Given a vector<int> isPrime(n, 1), if isPrime[i] is 1, it means it is a prime number, and if it is 0, it means it is not a prime number.

According to the meaning of the question, traverse [2,n] from small to large: if this number is a prime number, mark all multiples greater than it as composite numbers.
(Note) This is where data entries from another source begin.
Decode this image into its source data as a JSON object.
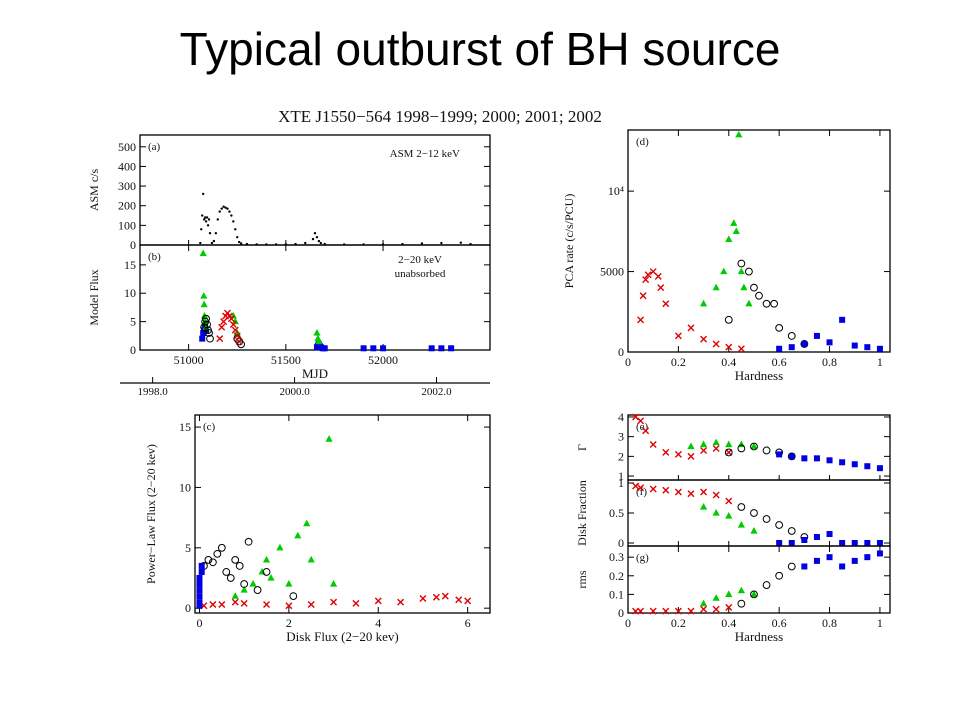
{
  "slide_title": "Typical outburst of BH source",
  "header": "XTE J1550−564  1998−1999; 2000; 2001; 2002",
  "colors": {
    "black": "#000000",
    "red": "#e00000",
    "green": "#00cc00",
    "blue": "#0000e0"
  },
  "markers": {
    "black": "open-circle",
    "red": "cross",
    "green": "triangle",
    "blue": "square"
  },
  "chart_data": [
    {
      "panel": "(a)",
      "type": "scatter",
      "annotation": "ASM 2−12 keV",
      "ylabel": "ASM c/s",
      "xlabel": "",
      "xlim": [
        50750,
        52550
      ],
      "ylim": [
        0,
        560
      ],
      "yticks": [
        "0",
        "100",
        "200",
        "300",
        "400",
        "500"
      ],
      "series": [
        {
          "color": "black",
          "marker": "dot",
          "x": [
            51060,
            51065,
            51070,
            51075,
            51080,
            51085,
            51090,
            51095,
            51100,
            51105,
            51110,
            51120,
            51130,
            51140,
            51150,
            51160,
            51170,
            51180,
            51190,
            51200,
            51210,
            51220,
            51230,
            51240,
            51250,
            51260,
            51270,
            51300,
            51350,
            51400,
            51450,
            51500,
            51550,
            51600,
            51640,
            51650,
            51660,
            51670,
            51680,
            51700,
            51800,
            51900,
            52000,
            52100,
            52200,
            52300,
            52400,
            52450
          ],
          "y": [
            10,
            80,
            150,
            260,
            130,
            140,
            120,
            140,
            100,
            130,
            60,
            10,
            20,
            60,
            130,
            170,
            185,
            195,
            190,
            185,
            170,
            150,
            120,
            80,
            40,
            15,
            8,
            5,
            3,
            3,
            3,
            3,
            5,
            10,
            30,
            60,
            40,
            20,
            10,
            5,
            3,
            3,
            3,
            5,
            8,
            10,
            12,
            5
          ]
        }
      ]
    },
    {
      "panel": "(b)",
      "type": "scatter",
      "annotation": "2−20 keV unabsorbed",
      "ylabel": "Model Flux",
      "xlabel": "MJD",
      "xlim": [
        50750,
        52550
      ],
      "ylim": [
        0,
        18.5
      ],
      "xticks": [
        "51000",
        "51500",
        "52000"
      ],
      "yticks": [
        "0",
        "5",
        "10",
        "15"
      ],
      "top_axis": [
        "1998.0",
        "2000.0",
        "2002.0"
      ],
      "series": [
        {
          "color": "blue",
          "marker": "square",
          "x": [
            51070,
            51075,
            51080,
            51085,
            51090,
            51660,
            51665,
            51670,
            51675,
            51680,
            51690,
            51700,
            51900,
            51950,
            52000,
            52250,
            52300,
            52350
          ],
          "y": [
            2,
            3,
            3.5,
            4,
            3.5,
            0.5,
            0.8,
            1,
            0.7,
            0.5,
            0.3,
            0.3,
            0.3,
            0.3,
            0.3,
            0.3,
            0.3,
            0.3
          ]
        },
        {
          "color": "green",
          "marker": "triangle",
          "x": [
            51075,
            51078,
            51080,
            51082,
            51085,
            51090,
            51230,
            51240,
            51250,
            51660,
            51665,
            51670
          ],
          "y": [
            17,
            9.5,
            8,
            6,
            5,
            4,
            6,
            5,
            3,
            3,
            2,
            1.5
          ]
        },
        {
          "color": "black",
          "marker": "open-circle",
          "x": [
            51080,
            51085,
            51090,
            51095,
            51100,
            51105,
            51110,
            51250,
            51260,
            51270
          ],
          "y": [
            4,
            5,
            5.5,
            4.5,
            3.5,
            3,
            2,
            2,
            1.5,
            1
          ]
        },
        {
          "color": "red",
          "marker": "cross",
          "x": [
            51160,
            51170,
            51180,
            51190,
            51200,
            51210,
            51220,
            51230,
            51240,
            51250,
            51260
          ],
          "y": [
            2,
            4,
            5,
            6,
            6.5,
            6,
            5.5,
            4.5,
            3.5,
            2.5,
            1.5
          ]
        }
      ]
    },
    {
      "panel": "(c)",
      "type": "scatter",
      "xlabel": "Disk Flux (2−20 kev)",
      "ylabel": "Power−Law Flux (2−20 kev)",
      "xlim": [
        -0.1,
        6.5
      ],
      "ylim": [
        -0.4,
        16
      ],
      "xticks": [
        "0",
        "2",
        "4",
        "6"
      ],
      "yticks": [
        "0",
        "5",
        "10",
        "15"
      ],
      "series": [
        {
          "color": "red",
          "marker": "cross",
          "x": [
            0.1,
            0.3,
            0.5,
            0.8,
            1.0,
            1.5,
            2.0,
            2.5,
            3.0,
            3.5,
            4.0,
            4.5,
            5.0,
            5.3,
            5.5,
            5.8,
            6.0
          ],
          "y": [
            0.2,
            0.3,
            0.3,
            0.5,
            0.4,
            0.3,
            0.2,
            0.3,
            0.5,
            0.4,
            0.6,
            0.5,
            0.8,
            0.9,
            1.0,
            0.7,
            0.6
          ]
        },
        {
          "color": "green",
          "marker": "triangle",
          "x": [
            0.8,
            1.0,
            1.2,
            1.4,
            1.5,
            1.6,
            1.8,
            2.0,
            2.2,
            2.4,
            2.5,
            2.9,
            3.0
          ],
          "y": [
            1,
            1.5,
            2,
            3,
            4,
            2.5,
            5,
            2,
            6,
            7,
            4,
            14,
            2
          ]
        },
        {
          "color": "black",
          "marker": "open-circle",
          "x": [
            0.1,
            0.2,
            0.3,
            0.4,
            0.5,
            0.6,
            0.7,
            0.8,
            0.9,
            1.0,
            1.1,
            1.3,
            1.5,
            2.1
          ],
          "y": [
            3.5,
            4,
            3.8,
            4.5,
            5,
            3,
            2.5,
            4,
            3.5,
            2,
            5.5,
            1.5,
            3,
            1
          ]
        },
        {
          "color": "blue",
          "marker": "square",
          "x": [
            0,
            0,
            0,
            0,
            0,
            0,
            0.05,
            0.05
          ],
          "y": [
            0.2,
            0.5,
            1,
            1.5,
            2,
            2.5,
            3,
            3.5
          ]
        }
      ]
    },
    {
      "panel": "(d)",
      "type": "scatter",
      "xlabel": "Hardness",
      "ylabel": "PCA rate (c/s/PCU)",
      "xlim": [
        0,
        1.04
      ],
      "ylim": [
        0,
        13800
      ],
      "xticks": [
        "0",
        "0.2",
        "0.4",
        "0.6",
        "0.8",
        "1"
      ],
      "yticks": [
        "0",
        "5000",
        "10⁴"
      ],
      "series": [
        {
          "color": "red",
          "marker": "cross",
          "x": [
            0.05,
            0.06,
            0.07,
            0.08,
            0.1,
            0.12,
            0.13,
            0.15,
            0.2,
            0.25,
            0.3,
            0.35,
            0.4,
            0.45
          ],
          "y": [
            2000,
            3500,
            4500,
            4800,
            5000,
            4700,
            4000,
            3000,
            1000,
            1500,
            800,
            500,
            300,
            200
          ]
        },
        {
          "color": "green",
          "marker": "triangle",
          "x": [
            0.3,
            0.35,
            0.38,
            0.4,
            0.42,
            0.43,
            0.44,
            0.45,
            0.46,
            0.48
          ],
          "y": [
            3000,
            4000,
            5000,
            7000,
            8000,
            7500,
            13500,
            5000,
            4000,
            3000
          ]
        },
        {
          "color": "black",
          "marker": "open-circle",
          "x": [
            0.4,
            0.45,
            0.48,
            0.5,
            0.52,
            0.55,
            0.58,
            0.6,
            0.65,
            0.7
          ],
          "y": [
            2000,
            5500,
            5000,
            4000,
            3500,
            3000,
            3000,
            1500,
            1000,
            500
          ]
        },
        {
          "color": "blue",
          "marker": "square",
          "x": [
            0.6,
            0.65,
            0.7,
            0.75,
            0.8,
            0.85,
            0.9,
            0.95,
            1.0
          ],
          "y": [
            200,
            300,
            500,
            1000,
            600,
            2000,
            400,
            300,
            200
          ]
        }
      ]
    },
    {
      "panel": "(e)",
      "type": "scatter",
      "ylabel": "Γ",
      "xlim": [
        0,
        1.04
      ],
      "ylim": [
        0.8,
        4.1
      ],
      "yticks": [
        "1",
        "2",
        "3",
        "4"
      ],
      "series": [
        {
          "color": "red",
          "marker": "cross",
          "x": [
            0.03,
            0.05,
            0.07,
            0.1,
            0.15,
            0.2,
            0.25,
            0.3,
            0.35,
            0.4
          ],
          "y": [
            4,
            3.8,
            3.3,
            2.6,
            2.2,
            2.1,
            2.0,
            2.3,
            2.4,
            2.2
          ]
        },
        {
          "color": "green",
          "marker": "triangle",
          "x": [
            0.25,
            0.3,
            0.35,
            0.4,
            0.45,
            0.5
          ],
          "y": [
            2.5,
            2.6,
            2.7,
            2.6,
            2.6,
            2.5
          ]
        },
        {
          "color": "black",
          "marker": "open-circle",
          "x": [
            0.4,
            0.45,
            0.5,
            0.55,
            0.6,
            0.65
          ],
          "y": [
            2.2,
            2.4,
            2.5,
            2.3,
            2.2,
            2.0
          ]
        },
        {
          "color": "blue",
          "marker": "square",
          "x": [
            0.6,
            0.65,
            0.7,
            0.75,
            0.8,
            0.85,
            0.9,
            0.95,
            1.0
          ],
          "y": [
            2.1,
            2.0,
            1.9,
            1.9,
            1.8,
            1.7,
            1.6,
            1.5,
            1.4
          ]
        }
      ]
    },
    {
      "panel": "(f)",
      "type": "scatter",
      "ylabel": "Disk Fraction",
      "xlim": [
        0,
        1.04
      ],
      "ylim": [
        -0.05,
        1.05
      ],
      "yticks": [
        "0",
        "0.5",
        "1"
      ],
      "series": [
        {
          "color": "red",
          "marker": "cross",
          "x": [
            0.03,
            0.05,
            0.1,
            0.15,
            0.2,
            0.25,
            0.3,
            0.35,
            0.4
          ],
          "y": [
            0.95,
            0.92,
            0.9,
            0.88,
            0.85,
            0.82,
            0.85,
            0.8,
            0.7
          ]
        },
        {
          "color": "green",
          "marker": "triangle",
          "x": [
            0.3,
            0.35,
            0.4,
            0.45,
            0.5
          ],
          "y": [
            0.6,
            0.5,
            0.45,
            0.3,
            0.2
          ]
        },
        {
          "color": "black",
          "marker": "open-circle",
          "x": [
            0.45,
            0.5,
            0.55,
            0.6,
            0.65,
            0.7
          ],
          "y": [
            0.6,
            0.5,
            0.4,
            0.3,
            0.2,
            0.1
          ]
        },
        {
          "color": "blue",
          "marker": "square",
          "x": [
            0.6,
            0.65,
            0.7,
            0.75,
            0.8,
            0.85,
            0.9,
            0.95,
            1.0
          ],
          "y": [
            0,
            0,
            0.05,
            0.1,
            0.15,
            0,
            0,
            0,
            0
          ]
        }
      ]
    },
    {
      "panel": "(g)",
      "type": "scatter",
      "ylabel": "rms",
      "xlabel": "Hardness",
      "xlim": [
        0,
        1.04
      ],
      "ylim": [
        0,
        0.36
      ],
      "xticks": [
        "0",
        "0.2",
        "0.4",
        "0.6",
        "0.8",
        "1"
      ],
      "yticks": [
        "0",
        "0.1",
        "0.2",
        "0.3"
      ],
      "series": [
        {
          "color": "red",
          "marker": "cross",
          "x": [
            0.03,
            0.05,
            0.1,
            0.15,
            0.2,
            0.25,
            0.3,
            0.35,
            0.4
          ],
          "y": [
            0.01,
            0.01,
            0.01,
            0.01,
            0.01,
            0.01,
            0.02,
            0.02,
            0.03
          ]
        },
        {
          "color": "green",
          "marker": "triangle",
          "x": [
            0.3,
            0.35,
            0.4,
            0.45,
            0.5
          ],
          "y": [
            0.05,
            0.08,
            0.1,
            0.12,
            0.1
          ]
        },
        {
          "color": "black",
          "marker": "open-circle",
          "x": [
            0.45,
            0.5,
            0.55,
            0.6,
            0.65
          ],
          "y": [
            0.05,
            0.1,
            0.15,
            0.2,
            0.25
          ]
        },
        {
          "color": "blue",
          "marker": "square",
          "x": [
            0.7,
            0.75,
            0.8,
            0.85,
            0.9,
            0.95,
            1.0
          ],
          "y": [
            0.25,
            0.28,
            0.3,
            0.25,
            0.28,
            0.3,
            0.32
          ]
        }
      ]
    }
  ]
}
For example, find the number of prime numbers in [2,10].

Number to iterate over:[2, 3, 4, 5, 6, 7, 8, 9, 10] isPrime [1, 1, 1, 1, 1, 1, 1, 1, 1] 2 is a prime number, and its multiples 4 6 8 10 are marked as non-prime numbers (composite numbers) Number to iterate over:[2, 3, 4, 5, 6, 7, 8, 9, 10] isPrime [1, 1, 0, 1, 0, 1, 0, 1, 0] 3 is a prime number, and its multiple 6 9 is marked as a non-prime number (composite number) Number to iterate over:[2, 3, 4, 5, 6, 7, 8, 9, 10] isPrime [1, 1, 0, 1, 0, 1, 0, 0, 0] 5 is a prime number, and its multiple of 10 is marked as non-prime (composite) //Only when a certain number is a prime number, its multiples are screened instead of skipping directly Number to iterate over:[2, 3, 4, 5, 6, 7, 8, 9, 10] isPrime [1, 1, 0, 1, 0, 1, 0, 0, 0] 7 It is a prime number, there are no multiples in the range, and it is not marked Number to iterate over:[2, 3, 4, 5, 6, 7, 8, 9, 10] isPrime [1, 1, 0, 1, 0, 1, 0, 0, 0] finally isPrime There are 4 positions marked as 1, that is, there are 4 prime numbers

optimization:

After reading the examples, we can also find that it is actually redundant to sieve from 2x when sieving, and we should start sieving directly from x^2, because 2x,3x, ... these numbers have been marked by multiples of other numbers before x.

for example

2 is a prime number, and its multiples 4 6 8 10 are marked as non-prime numbers (composite numbers) Number to iterate over:[2, 3, 4, 5, 6, 7, 8, 9, 10] isPrime [1, 1, 0, 1, 0, 1, 0, 1, 0] 3 is a prime number, and its multiple 6 9 is marked as a non-prime number (composite number) Number to iterate over:[2, 3, 4, 5, 6, 7, 8, 9, 10] isPrime [1, 1, 0, 1, 0, 1, 0, 0, 0]

When sieving multiples of 3, you should not start from 2x(6), because 2x has been screened out as a multiple of 2, and you should start directly from x^2(9).

#### Reference Code

class Solution { public: int countPrimes(int n) { vector<int> isPrime(n, 1); int cnt = 0; for(int i = 2; i < n; ++i) { if(isPrime[i]) { ++cnt; if((long long)i * i < n) //Numbers greater than n don't care about us { for(int j = i * i; j < n; j += i) { isPrime[j] = 0; } } } } return cnt; } };

#### Summarize

Better and smarter approaches come from a stronger understanding of requirements. Where is the strength? More angles, deeper understanding.

The Esperanto sieve is to screen out more composite numbers at a time through the connection between numbers.